A total of 9296 nonshunt procedures were identified in NSQIP-P with an overall 30-day SSI rate of 2.7%. The 30-day SSI rate in the COA institutional database was similar (3.3% of 1103 procedures, p = 0.325). Postoperative time to SSI in NSQIP-P and COA was 14.6 ± 6.8 days and 14.8 ± 7.3 days, respectively (mean ± SD).

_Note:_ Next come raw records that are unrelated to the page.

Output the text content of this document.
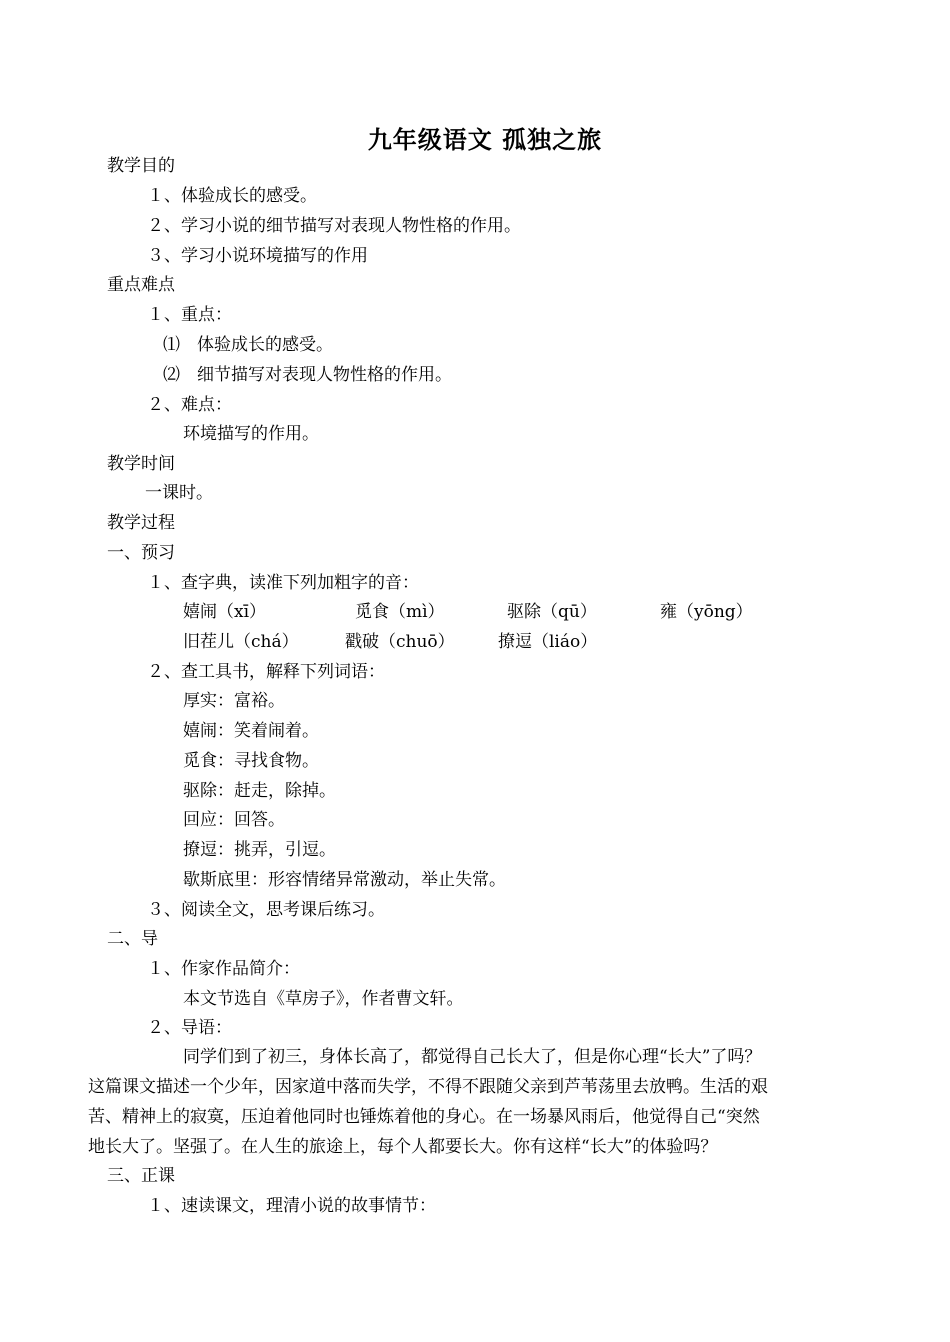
九年级语文 孤独之旅
教学目的
１、体验成长的感受。
２、学习小说的细节描写对表现人物性格的作用。
３、学习小说环境描写的作用
重点难点
１、重点：
⑴　体验成长的感受。
⑵　细节描写对表现人物性格的作用。
２、难点：
环境描写的作用。
教学时间
一课时。
教学过程
一、预习
１、查字典，读准下列加粗字的音：
嬉闹（xī）	觅食（mì）	驱除（qū）	雍（yōng）
旧茬儿（chá）	戳破（chuō）	撩逗（liáo）
２、查工具书，解释下列词语：
厚实：富裕。
嬉闹：笑着闹着。
觅食：寻找食物。
驱除：赶走，除掉。
回应：回答。
撩逗：挑弄，引逗。
歇斯底里：形容情绪异常激动，举止失常。
３、阅读全文，思考课后练习。
二、导
１、作家作品简介：
本文节选自《草房子》，作者曹文轩。
２、导语：
同学们到了初三，身体长高了，都觉得自己长大了，但是你心理“长大”了吗？
这篇课文描述一个少年，因家道中落而失学，不得不跟随父亲到芦苇荡里去放鸭。生活的艰
苦、精神上的寂寞，压迫着他同时也锤炼着他的身心。在一场暴风雨后，他觉得自己“突然
地长大了。坚强了。在人生的旅途上，每个人都要长大。你有这样“长大”的体验吗？
三、正课
１、速读课文，理清小说的故事情节：
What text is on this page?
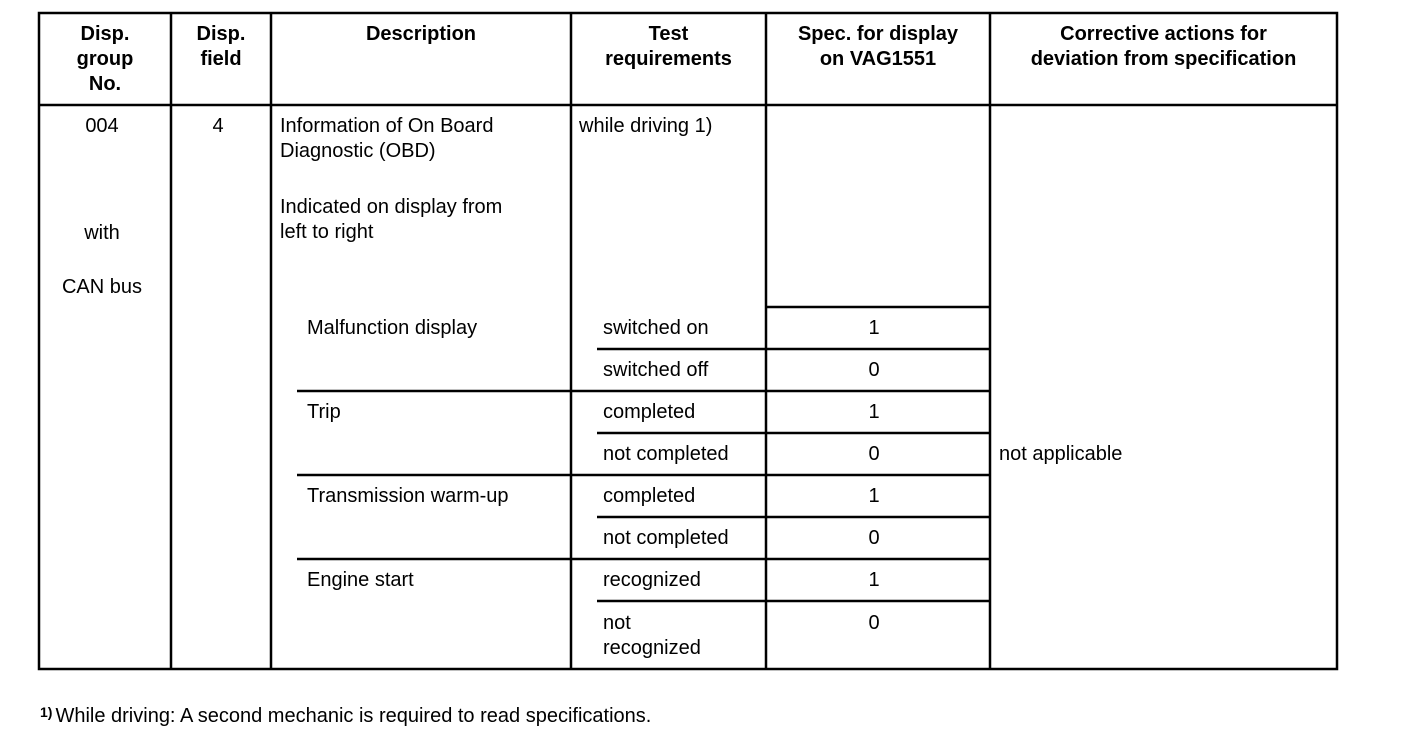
Disp.
group
No.
Disp.
field
Description	Test
requirements
Spec. for display
on VAG1551
Corrective actions for
deviation from specification
004
with
CAN bus
4	Information of On Board
Diagnostic (OBD)
Indicated on display from
left to right
while driving 1)
Malfunction display
Trip
Transmission warm-up
Engine start
switched on
switched off
completed
not completed
completed
not completed
recognized
not
recognized
1
0
1
0
1
0
1
0
not applicable
$^{1)}$ While driving: A second mechanic is required to read specifications.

Myelomeningocele (4.3% in NSQIP-P, 6.3% in COA), spine (3.5%, 4.9%), and epilepsy (3.4%, 3.1%) procedure categories had the highest SSI rates by procedure category in both NSQIP-P and COA. Independent SSI risk factors in NSQIP-P included postoperative pneumonia (OR 4.761, 95% CI 1.269–17.857, p = 0.021), immune disease/immunosuppressant use (OR 3.671, 95% CI 1.371–9.827, p = 0.010), cerebral palsy (OR 2.835, 95% CI 1.463–5.494, p = 0.002), emergency operation (OR 1.843, 95% CI 1.011–3.360, p = 0.046), spine procedures (OR 1.673, 95% CI 1.036–2.702, p = 0.035), acquired CNS abnormality (OR 1.620, 95% CI 1.085–2.420, p = 0.018), and female sex (OR 1.475, 95% CI 1.062–2.049, p = 0.021). The only COA factor independently associated with SSI in the COA database included clean-contaminated wound classification (OR 3.887, 95% CI 1.354–11.153, p = 0.012), with public insurance (OR 1.966, 95% CI 0.957–4.041, p = 0.066) and spine procedures (OR 1.982, 95% CI 0.955–4.114, p = 0.066) approaching significance. Both NSQIP-P and COA multivariate model C-statistics were > 0.7.

CONCLUSIONS

The NSQIP-P SSI rates, but not risk factors, were similar to data from a single center.